Le spectacle alterne ainsi entre des tableaux dansés muets évocateurs par leur poésie visuelle, relevant plutôt du domaine de l’installation plasticienne, et d’autres scènes dialoguées à la mise en scène sobre. Dans ces dernières, il est question d’une scène originaire : le monde américain du début du XIXème siècle, terreau de la démocratie moderne émergente. Loin de l’image d’un âge d’or où les conditions de l’égalité matérielle auraient précédé et permis le nouvel élan politique, c’est plutôt un paradis déchu dans lequel la nature est hostile et la menace des autres hommes toujours présente.

Un couple de fermiers aux mains caleuses surdimensionnées se lamente sur son sort alors que ses cultures de pommes de terre se révèlent faméliques. Après la faillite de la technique, seul reste le recours à la foi. Les agriculteurs acculés mettent leurs espoirs dans les mains de « Dieu » dans un acte de foi désespéré. La tension entre matérialité et spiritualité est à son comble, les besoins de la terre s’accommodent des intérêts du ciel. Peu importe la question du Salut dans l’Au-delà, si la religion a une quelconque valeur pour ce couple, celle-ci est bel et bien de ce monde. On retrouve l’approche matérialiste du spirituel si caractéristique du metteur en scène italien.

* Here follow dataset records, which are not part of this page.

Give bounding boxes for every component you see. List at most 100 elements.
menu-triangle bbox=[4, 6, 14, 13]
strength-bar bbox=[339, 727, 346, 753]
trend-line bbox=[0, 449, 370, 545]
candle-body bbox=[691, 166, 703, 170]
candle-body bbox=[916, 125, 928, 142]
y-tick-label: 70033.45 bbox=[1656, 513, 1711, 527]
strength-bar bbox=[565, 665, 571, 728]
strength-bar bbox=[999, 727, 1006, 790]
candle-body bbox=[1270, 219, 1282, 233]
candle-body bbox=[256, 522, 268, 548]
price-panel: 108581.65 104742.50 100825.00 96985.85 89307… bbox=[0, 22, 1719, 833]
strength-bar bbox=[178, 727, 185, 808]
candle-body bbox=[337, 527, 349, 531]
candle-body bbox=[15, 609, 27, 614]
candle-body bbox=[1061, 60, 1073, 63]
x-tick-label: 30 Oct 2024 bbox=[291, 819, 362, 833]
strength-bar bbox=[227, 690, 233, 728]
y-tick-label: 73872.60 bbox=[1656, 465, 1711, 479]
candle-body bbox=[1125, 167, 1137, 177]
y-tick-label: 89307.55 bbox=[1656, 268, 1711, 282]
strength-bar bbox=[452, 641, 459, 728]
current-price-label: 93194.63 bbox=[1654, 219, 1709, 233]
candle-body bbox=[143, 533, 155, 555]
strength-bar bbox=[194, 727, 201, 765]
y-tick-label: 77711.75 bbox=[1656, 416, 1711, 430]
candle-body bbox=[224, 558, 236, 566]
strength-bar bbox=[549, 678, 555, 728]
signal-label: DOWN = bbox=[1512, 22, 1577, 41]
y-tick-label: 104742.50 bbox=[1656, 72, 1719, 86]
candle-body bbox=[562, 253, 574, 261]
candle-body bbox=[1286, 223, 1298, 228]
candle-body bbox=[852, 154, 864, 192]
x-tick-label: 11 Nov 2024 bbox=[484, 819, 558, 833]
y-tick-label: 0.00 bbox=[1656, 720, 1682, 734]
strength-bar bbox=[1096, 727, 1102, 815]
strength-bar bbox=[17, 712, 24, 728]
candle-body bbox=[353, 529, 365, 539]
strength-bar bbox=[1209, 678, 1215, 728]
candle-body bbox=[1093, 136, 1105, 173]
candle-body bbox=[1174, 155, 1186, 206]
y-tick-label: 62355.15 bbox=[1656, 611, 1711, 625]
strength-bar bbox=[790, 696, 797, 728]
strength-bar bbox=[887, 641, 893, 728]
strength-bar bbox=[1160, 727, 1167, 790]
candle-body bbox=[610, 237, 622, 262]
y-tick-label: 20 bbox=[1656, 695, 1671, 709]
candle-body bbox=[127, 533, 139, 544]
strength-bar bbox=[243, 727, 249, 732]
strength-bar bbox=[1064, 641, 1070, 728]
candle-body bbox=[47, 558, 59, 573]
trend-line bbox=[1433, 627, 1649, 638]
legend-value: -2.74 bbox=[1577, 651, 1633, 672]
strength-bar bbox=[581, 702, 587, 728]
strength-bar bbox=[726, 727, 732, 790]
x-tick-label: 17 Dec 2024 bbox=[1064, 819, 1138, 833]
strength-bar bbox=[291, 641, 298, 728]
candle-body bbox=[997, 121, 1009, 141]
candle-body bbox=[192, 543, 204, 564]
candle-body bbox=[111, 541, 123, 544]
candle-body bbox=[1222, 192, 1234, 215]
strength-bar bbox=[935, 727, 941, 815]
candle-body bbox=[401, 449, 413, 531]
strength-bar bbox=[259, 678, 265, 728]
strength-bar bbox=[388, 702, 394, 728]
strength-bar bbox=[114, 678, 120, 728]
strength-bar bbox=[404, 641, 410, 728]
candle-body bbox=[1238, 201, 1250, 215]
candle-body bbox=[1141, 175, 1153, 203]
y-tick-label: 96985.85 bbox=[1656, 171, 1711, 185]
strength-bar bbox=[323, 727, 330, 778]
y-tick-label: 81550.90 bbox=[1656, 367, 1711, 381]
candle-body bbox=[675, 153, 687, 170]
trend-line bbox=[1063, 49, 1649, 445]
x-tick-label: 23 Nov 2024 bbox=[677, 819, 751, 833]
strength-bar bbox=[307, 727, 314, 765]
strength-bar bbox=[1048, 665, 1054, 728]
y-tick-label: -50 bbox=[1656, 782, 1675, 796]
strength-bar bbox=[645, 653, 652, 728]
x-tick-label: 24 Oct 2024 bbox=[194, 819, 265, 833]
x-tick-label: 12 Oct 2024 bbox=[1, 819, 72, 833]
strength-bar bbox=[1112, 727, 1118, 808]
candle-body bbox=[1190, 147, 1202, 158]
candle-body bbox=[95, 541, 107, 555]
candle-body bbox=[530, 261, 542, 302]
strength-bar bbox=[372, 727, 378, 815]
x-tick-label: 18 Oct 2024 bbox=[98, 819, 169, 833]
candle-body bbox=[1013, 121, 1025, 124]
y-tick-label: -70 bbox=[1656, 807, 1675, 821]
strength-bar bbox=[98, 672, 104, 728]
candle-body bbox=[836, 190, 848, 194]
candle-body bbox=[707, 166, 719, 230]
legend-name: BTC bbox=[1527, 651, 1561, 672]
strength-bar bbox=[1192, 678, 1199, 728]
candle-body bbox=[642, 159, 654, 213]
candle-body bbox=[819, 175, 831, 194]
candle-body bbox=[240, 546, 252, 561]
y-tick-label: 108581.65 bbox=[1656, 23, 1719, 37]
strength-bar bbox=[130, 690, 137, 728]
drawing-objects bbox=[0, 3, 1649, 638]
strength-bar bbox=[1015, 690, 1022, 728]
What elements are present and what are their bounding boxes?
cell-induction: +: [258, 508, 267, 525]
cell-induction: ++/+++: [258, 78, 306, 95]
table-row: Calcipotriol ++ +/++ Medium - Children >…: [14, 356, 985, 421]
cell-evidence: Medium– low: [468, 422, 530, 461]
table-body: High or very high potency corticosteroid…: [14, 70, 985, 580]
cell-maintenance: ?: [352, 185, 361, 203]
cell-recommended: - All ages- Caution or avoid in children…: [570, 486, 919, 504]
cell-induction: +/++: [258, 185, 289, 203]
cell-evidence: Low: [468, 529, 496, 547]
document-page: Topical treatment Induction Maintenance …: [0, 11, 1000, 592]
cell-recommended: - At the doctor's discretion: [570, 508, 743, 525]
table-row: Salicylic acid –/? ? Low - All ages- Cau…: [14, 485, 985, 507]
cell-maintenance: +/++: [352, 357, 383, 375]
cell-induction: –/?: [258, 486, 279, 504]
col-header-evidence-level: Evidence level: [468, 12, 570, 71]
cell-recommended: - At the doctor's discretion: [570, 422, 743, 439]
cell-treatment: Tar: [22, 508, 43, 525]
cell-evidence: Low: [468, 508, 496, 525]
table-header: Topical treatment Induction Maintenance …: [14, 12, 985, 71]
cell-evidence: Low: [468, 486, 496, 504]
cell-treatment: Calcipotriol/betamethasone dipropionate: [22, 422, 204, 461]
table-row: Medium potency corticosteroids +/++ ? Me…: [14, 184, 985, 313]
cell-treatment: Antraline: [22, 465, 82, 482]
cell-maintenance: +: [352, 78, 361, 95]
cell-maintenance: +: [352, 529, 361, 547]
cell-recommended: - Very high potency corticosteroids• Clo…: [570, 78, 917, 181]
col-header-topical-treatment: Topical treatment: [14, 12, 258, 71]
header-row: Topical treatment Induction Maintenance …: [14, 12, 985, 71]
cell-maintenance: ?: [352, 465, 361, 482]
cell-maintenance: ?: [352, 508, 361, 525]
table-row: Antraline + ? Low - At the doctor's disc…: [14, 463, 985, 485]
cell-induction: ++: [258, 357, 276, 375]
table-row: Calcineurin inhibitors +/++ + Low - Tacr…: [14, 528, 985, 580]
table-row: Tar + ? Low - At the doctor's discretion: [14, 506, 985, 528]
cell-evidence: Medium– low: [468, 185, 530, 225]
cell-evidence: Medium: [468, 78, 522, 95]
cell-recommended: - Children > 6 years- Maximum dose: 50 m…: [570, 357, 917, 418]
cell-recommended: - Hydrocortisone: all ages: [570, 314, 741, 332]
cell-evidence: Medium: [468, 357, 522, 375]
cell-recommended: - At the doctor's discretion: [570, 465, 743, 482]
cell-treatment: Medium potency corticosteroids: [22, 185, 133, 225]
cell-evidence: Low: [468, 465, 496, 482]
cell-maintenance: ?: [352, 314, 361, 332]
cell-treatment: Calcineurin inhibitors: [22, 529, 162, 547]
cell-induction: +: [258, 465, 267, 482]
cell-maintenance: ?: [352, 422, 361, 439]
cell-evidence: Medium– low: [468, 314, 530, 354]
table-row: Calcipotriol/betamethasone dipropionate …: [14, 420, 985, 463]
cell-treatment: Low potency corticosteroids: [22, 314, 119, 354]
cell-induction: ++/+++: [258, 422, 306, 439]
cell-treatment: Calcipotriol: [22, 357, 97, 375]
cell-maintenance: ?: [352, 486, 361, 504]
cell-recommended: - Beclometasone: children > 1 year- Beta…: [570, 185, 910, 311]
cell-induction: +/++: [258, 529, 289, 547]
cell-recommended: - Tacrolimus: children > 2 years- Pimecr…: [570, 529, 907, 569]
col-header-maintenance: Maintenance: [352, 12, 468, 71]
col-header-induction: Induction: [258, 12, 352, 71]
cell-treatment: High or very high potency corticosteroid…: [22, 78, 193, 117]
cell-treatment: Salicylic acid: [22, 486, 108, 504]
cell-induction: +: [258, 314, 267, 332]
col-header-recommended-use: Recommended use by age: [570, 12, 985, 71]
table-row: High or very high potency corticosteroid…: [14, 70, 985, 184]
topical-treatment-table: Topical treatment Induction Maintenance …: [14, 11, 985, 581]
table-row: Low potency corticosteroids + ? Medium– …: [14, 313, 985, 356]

Ces nouveaux autochtones allogènes, pauvres colons confrontés aux rigueurs d’une terre dont ils ne maîtrisent pas le fruit, ne sont pas seuls. Ils partagent la scène avec les indigènes de ce monde ambigu. Deux personnages évoquant les populations natives d’Amérique du Nord conversent dans un dialecte étranger qu’on imagine, sans pouvoir le vérifier, être un idiome amérindien. Dans leur discussion, il est justement question des colons et de leur rapport au langage. Refusant d’apprendre les langues indigènes, ils retiennent seulement le nom des choses qui les intéressent et qu’ils veulent acquérir. Leur usage de la langue est purement fonctionnel. Cette dernière n’est en aucun cas comprise comme un instrument de contact et d’échange mais, au contraire, comme une arme de colonisation. C’est ainsi que, tout en les critiquant, les deux Indiens répètent malgré tout les mots des colons. Antithèse parfaite de la glossolalie qui ouvrait la pièce, la colonisation de la langue éradique l’altérité en imposant une seule et unique forme de logos. Le logos utilitaire et mercantile propre au « Nouveau Monde » occidental. Genèse et mort se touchent dans un seul et même grand cycle.

Dans Democracy in America, alternant magistralement entre scènes de poésie ésotérique et réflexions sur une société américaine mythifiée, le dramaturge italien dépeint un monde ambivalent, aussi bien croissant que crépusculaire, dont on ne sait plus très bien s’il évoque les débuts glorieux de quelque grande entreprise ou bien plutôt sa lente et pénible agonie. Comment ne pas voir dans cette situation inconfortable un puissant écho à l’état actuel du monde, où la fin d’un cycle n’arrive pas à accoucher de toutes ses belles promesses mais, au contraire, n’en finit pas de dégénérer dans un climat de plus en plus délétère. On retrouve bien là l’ambition que fixe Roméo Castellucci à son théâtre visionnaire et puissant : « être le double obscur et nécessaire du combat politique et des formes que prennent les sociétés de l’espèce humaine ».

Vu au Théâtre Vidy Lausanne, dans le cadre de Programme Commun. Mise en scène Romeo Castellucci. Musique Scott Gibbons. Photo © Guido Mencari.